Embora Tyler tenha dito que os voluntários do Thync não tenham experimentado efeitos colaterais importantes, peritos aconselharam cautela aos possíveis consumidores.

"Quase toda intervenção desse tipo tem algum tipo de efeito colateral. Será a cura pior do que a doença quando se fala em mudar o circuito do sistema nervoso periférico?", disse Jung.

Depois de 15 minutos, senti uma leve tensão na cabeça, embora o formigamento tenha se reduzido.

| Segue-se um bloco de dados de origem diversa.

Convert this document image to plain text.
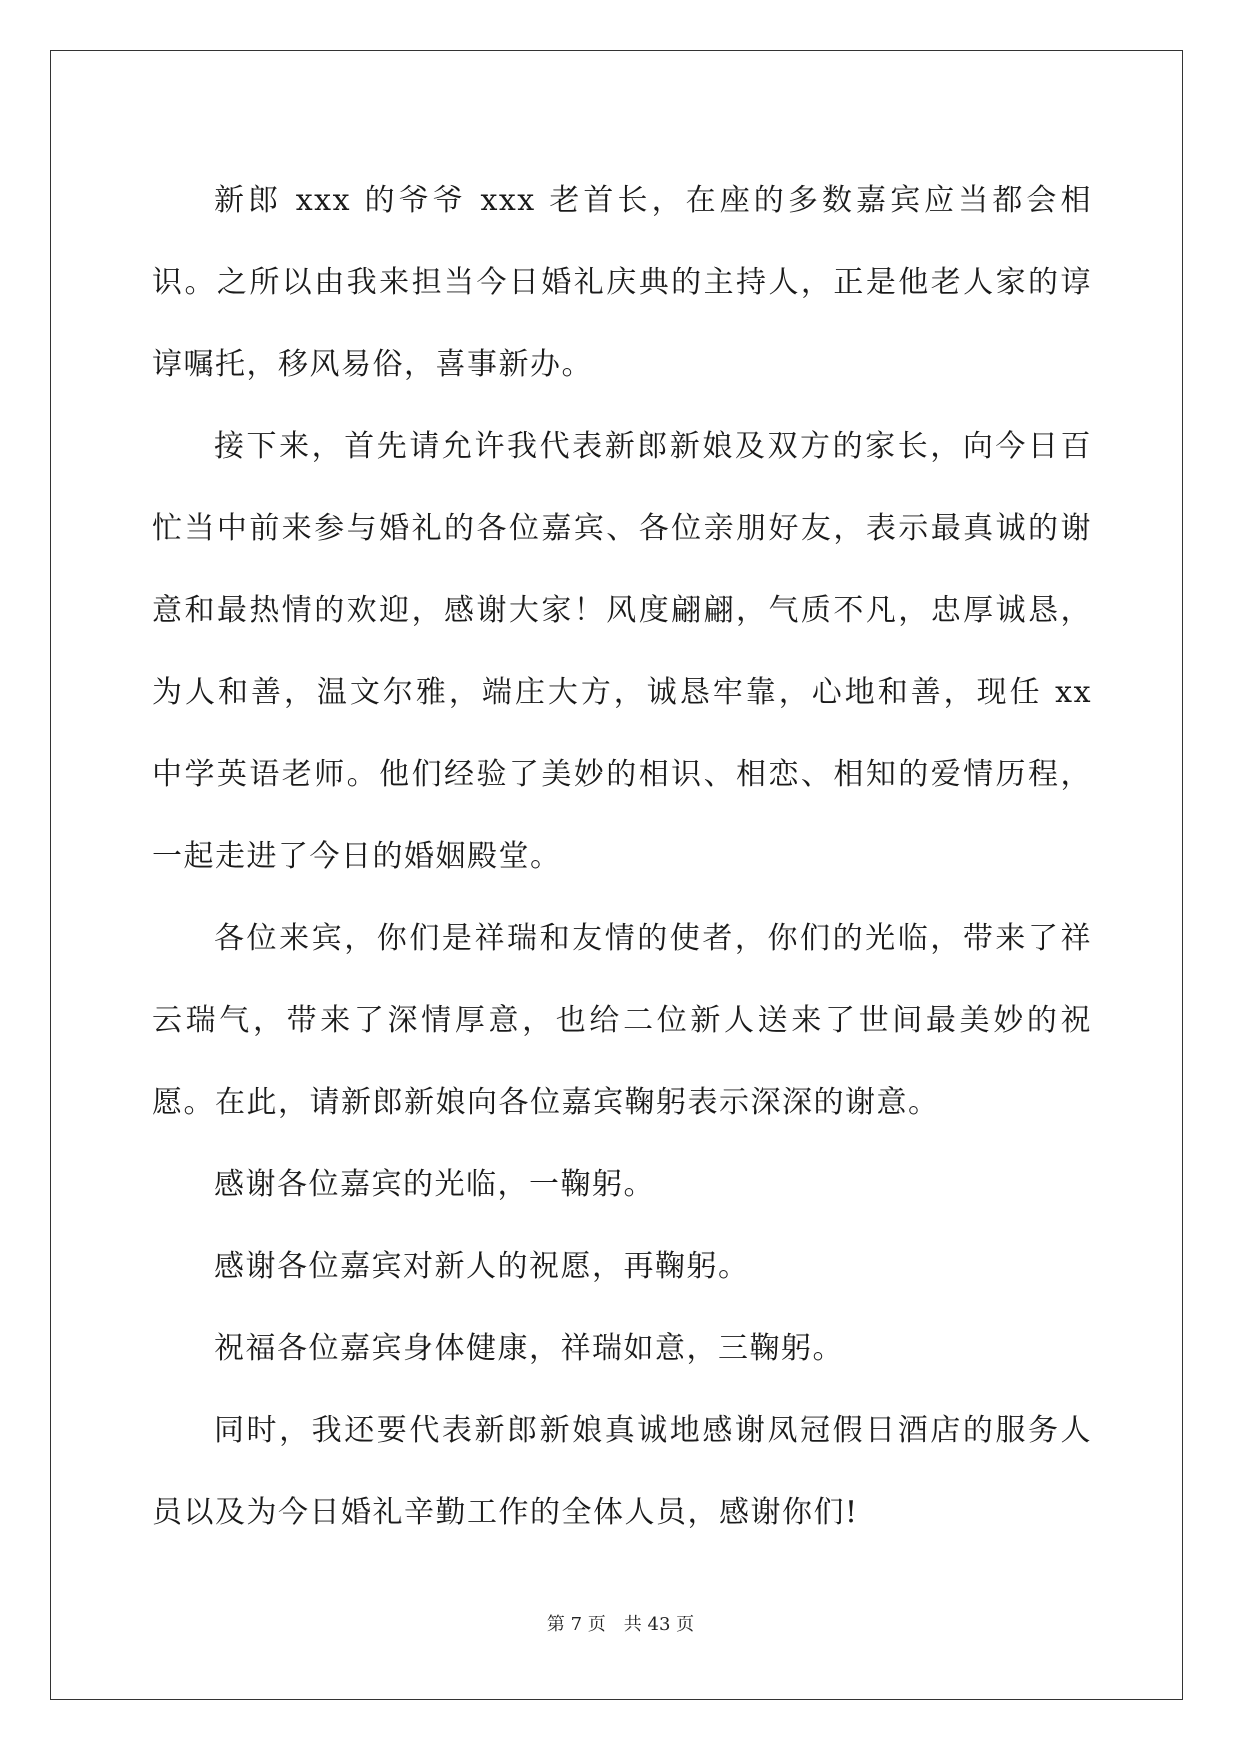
新郎 xxx 的爷爷 xxx 老首长，在座的多数嘉宾应当都会相识。之所以由我来担当今日婚礼庆典的主持人，正是他老人家的谆谆嘱托，移风易俗，喜事新办。

接下来，首先请允许我代表新郎新娘及双方的家长，向今日百忙当中前来参与婚礼的各位嘉宾、各位亲朋好友，表示最真诚的谢意和最热情的欢迎，感谢大家！风度翩翩，气质不凡，忠厚诚恳，为人和善，温文尔雅，端庄大方，诚恳牢靠，心地和善，现任 xx 中学英语老师。他们经验了美妙的相识、相恋、相知的爱情历程，一起走进了今日的婚姻殿堂。

各位来宾，你们是祥瑞和友情的使者，你们的光临，带来了祥云瑞气，带来了深情厚意，也给二位新人送来了世间最美妙的祝愿。在此，请新郎新娘向各位嘉宾鞠躬表示深深的谢意。

感谢各位嘉宾的光临，一鞠躬。

感谢各位嘉宾对新人的祝愿，再鞠躬。

祝福各位嘉宾身体健康，祥瑞如意，三鞠躬。

同时，我还要代表新郎新娘真诚地感谢凤冠假日酒店的服务人员以及为今日婚礼辛勤工作的全体人员，感谢你们!

第 7 页 共 43 页
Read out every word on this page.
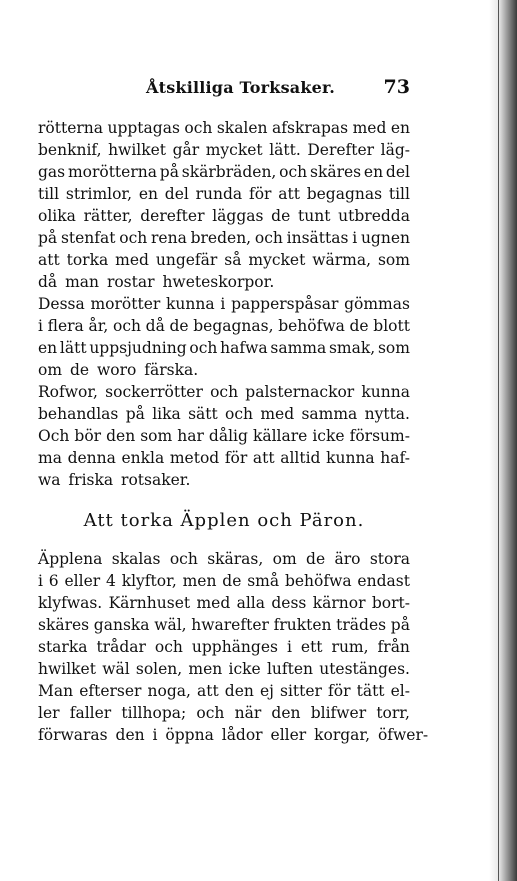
Åtskilliga Torksaker.	73
rötterna upptagas och skalen afskrapas med en
benknif, hwilket går mycket lätt. Derefter läg-
gas morötterna på skärbräden, och skäres en del
till strimlor, en del runda för att begagnas till
olika rätter, derefter läggas de tunt utbredda
på stenfat och rena breden, och insättas i ugnen
att torka med ungefär så mycket wärma, som
då man rostar hweteskorpor.
Dessa morötter kunna i papperspåsar gömmas
i flera år, och då de begagnas, behöfwa de blott
en lätt uppsjudning och hafwa samma smak, som
om de woro färska.
Rofwor, sockerrötter och palsternackor kunna
behandlas på lika sätt och med samma nytta.
Och bör den som har dålig källare icke försum-
ma denna enkla metod för att alltid kunna haf-
wa friska rotsaker.
Att torka Äpplen och Päron.
Äpplena skalas och skäras, om de äro stora
i 6 eller 4 klyftor, men de små behöfwa endast
klyfwas. Kärnhuset med alla dess kärnor bort-
skäres ganska wäl, hwarefter frukten trädes på
starka trådar och upphänges i ett rum, från
hwilket wäl solen, men icke luften utestänges.
Man efterser noga, att den ej sitter för tätt el-
ler faller tillhopa; och när den blifwer torr,
förwaras den i öppna lådor eller korgar, öfwer-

Não fui dominada por uma calma repentina, mas minha respiração se aprofundou.

Se o Thync realmente funcionar, profissionais de saúde mental temem que ele possa desviar os usuários de desenvolver técnicas próprias para lidar com o problema.

"A prática de aprender a mudar a si mesmo pode ser muito poderosa e dar às pessoas uma capacidade de se controlarem que pode durar mais do que um aparelho", afirmou Carl Erik Fisher, professor assistente de neuroética e psiquiatria da Universidade Columbia.

Entretanto, os criadores do Thync dizem que ele pode ajudar os usuários a "conquistar a vida". Em teste recente no mundo real, o aparelho foi usado por 12 pessoas antes de um primeiro encontro. Onze disseram que a "calma" havia aprimorado a experiência; a 12ª pessoa acha que ficou relaxado demais, embora seu par o tenha chamado de bom ouvinte.

Passados 20 minutos, eu tirei os eletrodos, bocejei e sai calmamente. Não sei dizer se o efeito foi real ou um placebo, mas posso garantir uma coisa: está na hora de uma soneca.